The aggregate net cash proceeds from the sale of the Notes were approximately $831.1 million after deducting the Initial Purchasers
discount and estimated expenses and fees payable by the Company in connection with the Notes offering. The Company is using the net cash proceeds from the Notes offering, together with the proceeds of the Equity Sale (as defined below) and cash on
hand, to redeem all of the Companys outstanding 7.750% Senior Secured notes due 2021 (the Existing Notes) and to satisfy and discharge the indenture governing the Existing Notes.
The Company will pay cash interest at a rate of 6.125% per year, payable semi-annually on February 1 and August 1 of each year,
beginning on August 1, 2017. Interest will accrue from January 27, 2017. Interest on overdue principal and interest, if any, will accrue at a rate that is 1% higher than the then applicable interest rate on the Notes.
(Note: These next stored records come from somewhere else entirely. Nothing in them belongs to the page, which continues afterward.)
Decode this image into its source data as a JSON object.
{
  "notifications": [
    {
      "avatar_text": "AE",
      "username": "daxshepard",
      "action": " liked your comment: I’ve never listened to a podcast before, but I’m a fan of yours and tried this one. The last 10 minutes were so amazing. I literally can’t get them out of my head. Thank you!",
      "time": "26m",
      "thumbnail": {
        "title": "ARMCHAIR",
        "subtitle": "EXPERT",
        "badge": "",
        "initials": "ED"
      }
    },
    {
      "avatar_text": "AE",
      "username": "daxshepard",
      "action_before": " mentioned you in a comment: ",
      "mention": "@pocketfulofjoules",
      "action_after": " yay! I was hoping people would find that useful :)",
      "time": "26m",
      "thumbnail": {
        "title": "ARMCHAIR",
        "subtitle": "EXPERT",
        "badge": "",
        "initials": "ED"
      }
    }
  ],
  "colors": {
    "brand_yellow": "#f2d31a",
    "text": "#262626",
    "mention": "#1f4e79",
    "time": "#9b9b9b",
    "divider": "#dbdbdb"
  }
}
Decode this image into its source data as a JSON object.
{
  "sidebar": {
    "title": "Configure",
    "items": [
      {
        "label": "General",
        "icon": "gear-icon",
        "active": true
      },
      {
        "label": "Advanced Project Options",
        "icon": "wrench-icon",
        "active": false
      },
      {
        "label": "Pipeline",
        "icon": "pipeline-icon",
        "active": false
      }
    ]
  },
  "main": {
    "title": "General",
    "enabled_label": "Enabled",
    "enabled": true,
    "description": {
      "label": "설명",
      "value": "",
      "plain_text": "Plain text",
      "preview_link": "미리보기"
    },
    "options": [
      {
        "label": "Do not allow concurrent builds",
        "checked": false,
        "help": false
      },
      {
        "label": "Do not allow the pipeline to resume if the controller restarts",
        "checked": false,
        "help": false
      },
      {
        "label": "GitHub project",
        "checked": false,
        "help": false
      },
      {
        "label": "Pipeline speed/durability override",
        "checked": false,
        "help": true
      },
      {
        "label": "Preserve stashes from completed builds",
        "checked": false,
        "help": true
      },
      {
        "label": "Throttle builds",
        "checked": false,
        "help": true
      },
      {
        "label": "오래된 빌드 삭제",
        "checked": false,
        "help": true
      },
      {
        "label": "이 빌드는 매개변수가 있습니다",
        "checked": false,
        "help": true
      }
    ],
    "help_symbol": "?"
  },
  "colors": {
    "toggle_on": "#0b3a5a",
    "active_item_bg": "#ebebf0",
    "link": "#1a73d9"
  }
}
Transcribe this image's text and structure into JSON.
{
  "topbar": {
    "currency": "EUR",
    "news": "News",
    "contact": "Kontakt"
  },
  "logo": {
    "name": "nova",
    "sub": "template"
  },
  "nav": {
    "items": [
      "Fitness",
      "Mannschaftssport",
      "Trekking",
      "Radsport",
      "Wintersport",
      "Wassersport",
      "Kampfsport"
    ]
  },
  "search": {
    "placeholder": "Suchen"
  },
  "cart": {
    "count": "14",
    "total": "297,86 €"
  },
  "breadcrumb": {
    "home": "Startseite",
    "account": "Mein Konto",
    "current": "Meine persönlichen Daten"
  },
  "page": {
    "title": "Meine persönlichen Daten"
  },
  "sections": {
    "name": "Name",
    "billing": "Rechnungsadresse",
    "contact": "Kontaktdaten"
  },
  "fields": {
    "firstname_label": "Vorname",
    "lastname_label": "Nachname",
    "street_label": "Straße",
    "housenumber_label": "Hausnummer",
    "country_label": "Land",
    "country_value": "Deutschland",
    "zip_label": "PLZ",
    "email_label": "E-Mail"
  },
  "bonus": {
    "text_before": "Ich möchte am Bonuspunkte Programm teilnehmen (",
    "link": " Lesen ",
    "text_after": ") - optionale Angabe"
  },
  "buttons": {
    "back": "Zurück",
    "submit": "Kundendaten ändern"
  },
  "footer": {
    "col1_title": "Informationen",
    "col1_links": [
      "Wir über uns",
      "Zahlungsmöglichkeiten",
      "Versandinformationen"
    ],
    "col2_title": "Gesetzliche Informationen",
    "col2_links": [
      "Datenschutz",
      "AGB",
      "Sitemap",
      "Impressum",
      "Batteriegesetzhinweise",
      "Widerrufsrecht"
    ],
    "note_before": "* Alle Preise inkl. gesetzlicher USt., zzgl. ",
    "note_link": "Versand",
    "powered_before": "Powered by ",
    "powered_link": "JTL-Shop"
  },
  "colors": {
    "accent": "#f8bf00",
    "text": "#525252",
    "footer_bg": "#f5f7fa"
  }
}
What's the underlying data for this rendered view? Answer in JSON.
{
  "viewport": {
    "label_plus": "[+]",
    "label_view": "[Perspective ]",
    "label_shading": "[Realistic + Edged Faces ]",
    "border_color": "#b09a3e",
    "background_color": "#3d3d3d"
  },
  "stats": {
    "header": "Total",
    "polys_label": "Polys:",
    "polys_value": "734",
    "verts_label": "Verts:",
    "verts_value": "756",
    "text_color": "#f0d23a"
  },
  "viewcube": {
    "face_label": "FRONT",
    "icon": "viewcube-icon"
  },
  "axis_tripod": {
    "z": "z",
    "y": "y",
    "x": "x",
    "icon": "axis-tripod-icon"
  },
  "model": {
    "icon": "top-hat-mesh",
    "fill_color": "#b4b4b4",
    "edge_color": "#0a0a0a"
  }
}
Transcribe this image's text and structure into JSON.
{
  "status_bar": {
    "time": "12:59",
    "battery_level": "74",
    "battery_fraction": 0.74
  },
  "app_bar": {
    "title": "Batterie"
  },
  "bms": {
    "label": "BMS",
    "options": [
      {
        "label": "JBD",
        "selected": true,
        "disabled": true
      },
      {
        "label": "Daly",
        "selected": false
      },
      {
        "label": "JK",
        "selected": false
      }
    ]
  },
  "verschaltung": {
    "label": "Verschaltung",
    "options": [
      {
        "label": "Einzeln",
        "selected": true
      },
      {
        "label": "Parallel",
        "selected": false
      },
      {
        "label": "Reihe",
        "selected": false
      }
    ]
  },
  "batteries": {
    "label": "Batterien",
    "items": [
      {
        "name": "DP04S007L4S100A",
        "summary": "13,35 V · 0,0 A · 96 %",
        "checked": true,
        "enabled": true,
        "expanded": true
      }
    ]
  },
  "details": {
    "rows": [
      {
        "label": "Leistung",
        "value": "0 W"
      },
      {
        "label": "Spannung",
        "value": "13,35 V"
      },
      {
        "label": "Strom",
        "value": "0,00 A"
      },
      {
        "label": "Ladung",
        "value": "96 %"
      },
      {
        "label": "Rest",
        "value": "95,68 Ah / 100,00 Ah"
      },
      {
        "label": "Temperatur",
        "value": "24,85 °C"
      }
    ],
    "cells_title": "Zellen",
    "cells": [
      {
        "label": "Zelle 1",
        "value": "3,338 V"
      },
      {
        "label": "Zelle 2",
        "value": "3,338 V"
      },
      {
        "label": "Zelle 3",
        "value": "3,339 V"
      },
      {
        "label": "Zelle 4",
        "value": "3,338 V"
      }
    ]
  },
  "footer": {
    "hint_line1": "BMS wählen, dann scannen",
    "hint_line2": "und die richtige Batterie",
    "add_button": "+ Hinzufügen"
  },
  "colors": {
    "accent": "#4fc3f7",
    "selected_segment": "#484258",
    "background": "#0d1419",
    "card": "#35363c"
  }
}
The Company will make
each interest payment to the holders of record on the immediately preceding January 15 and July 15.
The Notes are fully and
unconditionally guaranteed on a joint and several basis by all of the wholly owned domestic subsidiaries of the Company that are engaged in the conduct of the Companys cigarette businesses. The Notes are not guaranteed by subsidiaries engaged
in the Companys real estate business conducted through its subsidiary New Valley LLC. The guarantees provided by some of the Guarantors are secured by first priority or second priority security interests in certain assets of such Guarantors
pursuant to security and pledge agreements, subject to certain permitted liens and exceptions as further described in the Indenture and the security documents relating thereto. The Company will not provide any security for the notes.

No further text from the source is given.